The investigation of more than a thousand Chilean residents – all of whom experienced one of the most powerful earthquakes in the country’s history – showed that the odds of developing postdisaster PTSD or MDD increased according to the number of predisaster stressors participants had experienced.

“We’ve learned that Nietzsche was wrong in this case and that the people who have had prior stressful and traumatic histories were more likely to develop PTSD and depression than those with fewer, study investigator Stephen L. Buka, PhD, professor of epidemiology at Brown University, Providence, Rhode Island, said in an interview.

The study was published online June 11 in the British Journal of Psychiatry.

Stress inoculation hypothesis

The so-called stress inoculation hypothesis proposes that individuals who experience manageable stressors may be able to better cope with subsequent stressors, inasmuch as such experience affords them opportunities to practice effective coping skills and develop a sense of mastery over stressors.

It’s unclear whether the theory is true for individuals who are exposed to subsequent trauma, particularly with respect to such common mental health disorders as MDD and PTSD. Although less severe day-to-day stressors may be easier to cope with, major trauma can overwhelm an individual’s coping mechanisms.

Findings from previous research have been mixed. Some studiessuggest that prior stressors can increase the risk of developing later psychiatric disorders. On the other hand, previous research has also shown that exposure to prior trauma alone does not predict subsequent PTSD.

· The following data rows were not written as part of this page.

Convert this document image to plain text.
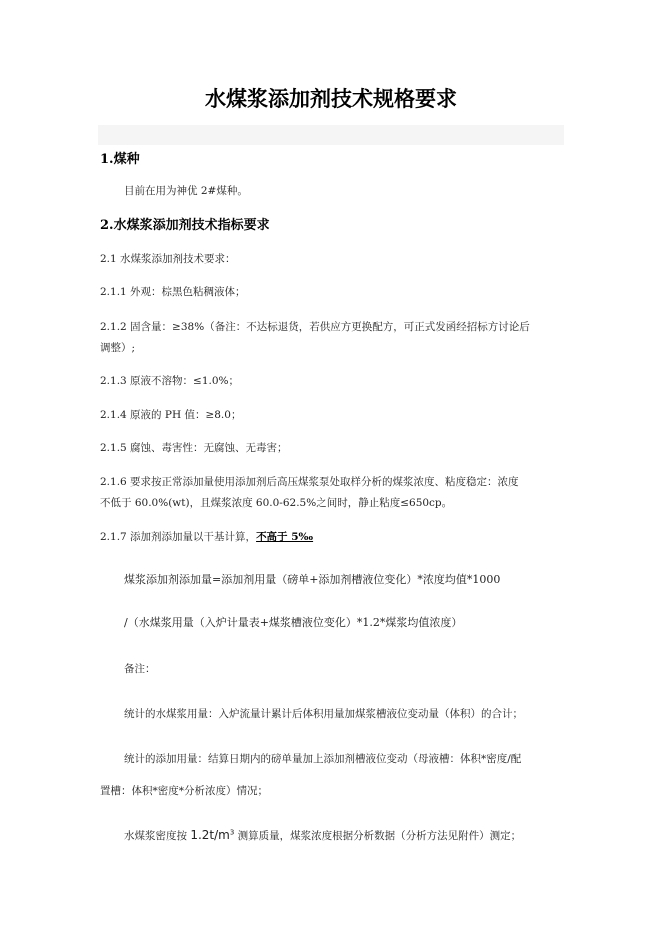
水煤浆添加剂技术规格要求
1.煤种
目前在用为神优 2#煤种。
2.水煤浆添加剂技术指标要求
2.1 水煤浆添加剂技术要求：
2.1.1 外观：棕黑色粘稠液体；
2.1.2 固含量：≥38%（备注：不达标退货，若供应方更换配方，可正式发函经招标方讨论后
调整）;
2.1.3 原液不溶物：≤1.0%；
2.1.4 原液的 PH 值：≥8.0；
2.1.5 腐蚀、毒害性：无腐蚀、无毒害；
2.1.6 要求按正常添加量使用添加剂后高压煤浆泵处取样分析的煤浆浓度、粘度稳定：浓度
不低于 60.0%(wt)，且煤浆浓度 60.0-62.5%之间时，静止粘度≤650cp。
2.1.7 添加剂添加量以干基计算，不高于 5‰
煤浆添加剂添加量=添加剂用量（磅单+添加剂槽液位变化）*浓度均值*1000
/（水煤浆用量（入炉计量表+煤浆槽液位变化）*1.2*煤浆均值浓度）
备注：
统计的水煤浆用量：入炉流量计累计后体积用量加煤浆槽液位变动量（体积）的合计；
统计的添加用量：结算日期内的磅单量加上添加剂槽液位变动（母液槽：体积*密度/配
置槽：体积*密度*分析浓度）情况；
水煤浆密度按 $1.2t/m^3$ 测算质量，煤浆浓度根据分析数据（分析方法见附件）测定；
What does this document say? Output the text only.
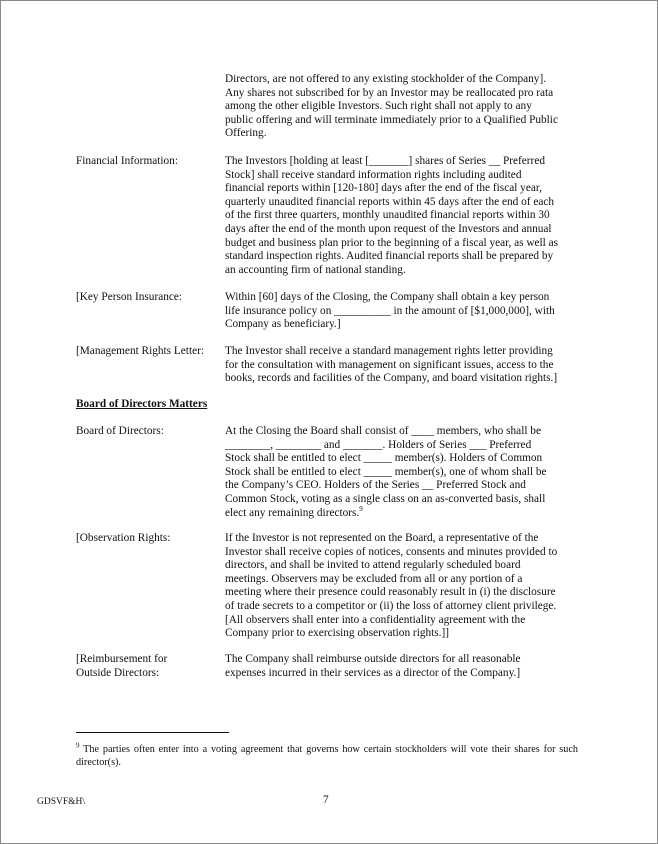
Directors, are not offered to any existing stockholder of the Company].
Any shares not subscribed for by an Investor may be reallocated pro rata
among the other eligible Investors. Such right shall not apply to any
public offering and will terminate immediately prior to a Qualified Public
Offering.
Financial Information:	The Investors [holding at least [_______] shares of Series __ Preferred
Stock] shall receive standard information rights including audited
financial reports within [120-180] days after the end of the fiscal year,
quarterly unaudited financial reports within 45 days after the end of each
of the first three quarters, monthly unaudited financial reports within 30
days after the end of the month upon request of the Investors and annual
budget and business plan prior to the beginning of a fiscal year, as well as
standard inspection rights. Audited financial reports shall be prepared by
an accounting firm of national standing.
[Key Person Insurance:	Within [60] days of the Closing, the Company shall obtain a key person
life insurance policy on __________ in the amount of [$1,000,000], with
Company as beneficiary.]
[Management Rights Letter:	The Investor shall receive a standard management rights letter providing
for the consultation with management on significant issues, access to the
books, records and facilities of the Company, and board visitation rights.]
Board of Directors Matters
Board of Directors:	At the Closing the Board shall consist of ____ members, who shall be
________, ________ and _______. Holders of Series ___ Preferred
Stock shall be entitled to elect _____ member(s). Holders of Common
Stock shall be entitled to elect _____ member(s), one of whom shall be
the Company’s CEO. Holders of the Series __ Preferred Stock and
Common Stock, voting as a single class on an as-converted basis, shall
elect any remaining directors.$^9$
[Observation Rights:	If the Investor is not represented on the Board, a representative of the
Investor shall receive copies of notices, consents and minutes provided to
directors, and shall be invited to attend regularly scheduled board
meetings. Observers may be excluded from all or any portion of a
meeting where their presence could reasonably result in (i) the disclosure
of trade secrets to a competitor or (ii) the loss of attorney client privilege.
[All observers shall enter into a confidentiality agreement with the
Company prior to exercising observation rights.]]
[Reimbursement for
Outside Directors:
The Company shall reimburse outside directors for all reasonable
expenses incurred in their services as a director of the Company.]
$^9$ The parties often enter into a voting agreement that governs how certain stockholders will vote their shares for such director(s).
GDSVF&H\	7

Given these contradictions, the investigators wanted to determine whether a history of prior stressors was associated with psychiatric resilience among individuals who had no psychiatric history of MDD or PTSD.

“Only a small minority of people who have experienced a traumatic event go on to develop PTSD or MDD,” said lead author Cristina Fernandez, PhD, a psychiatric epidemiologist at the PAHO/WHO Collaborating Center for Research on Psychiatric Epidemiology and Mental Health, Brown University, Providence, R.I.

“So most people are resilient and move on without developing these disorders. But what is unique about this minority of individuals that makes them more susceptible to developing these disorders?” she continued. “It’s one of the most significant questions in the PTSD literature,” she added.

The analysis included data from 10 sites in the Chilean cities of Concepción and Talcahuano that had participated in the PREDICT investigation, a prospective cohort study that sought to predict mental health outcomes among primary care patients.

While the PREDICT study was being conducted, in February 2010, a major earthquake struck the coast of central Chile, killing more than 500 people and displacing 800,000. Concepción and Talcahuano experienced the most damage from the earthquake and its subsequent effects, including a tsunami that ravaged Talcahuano.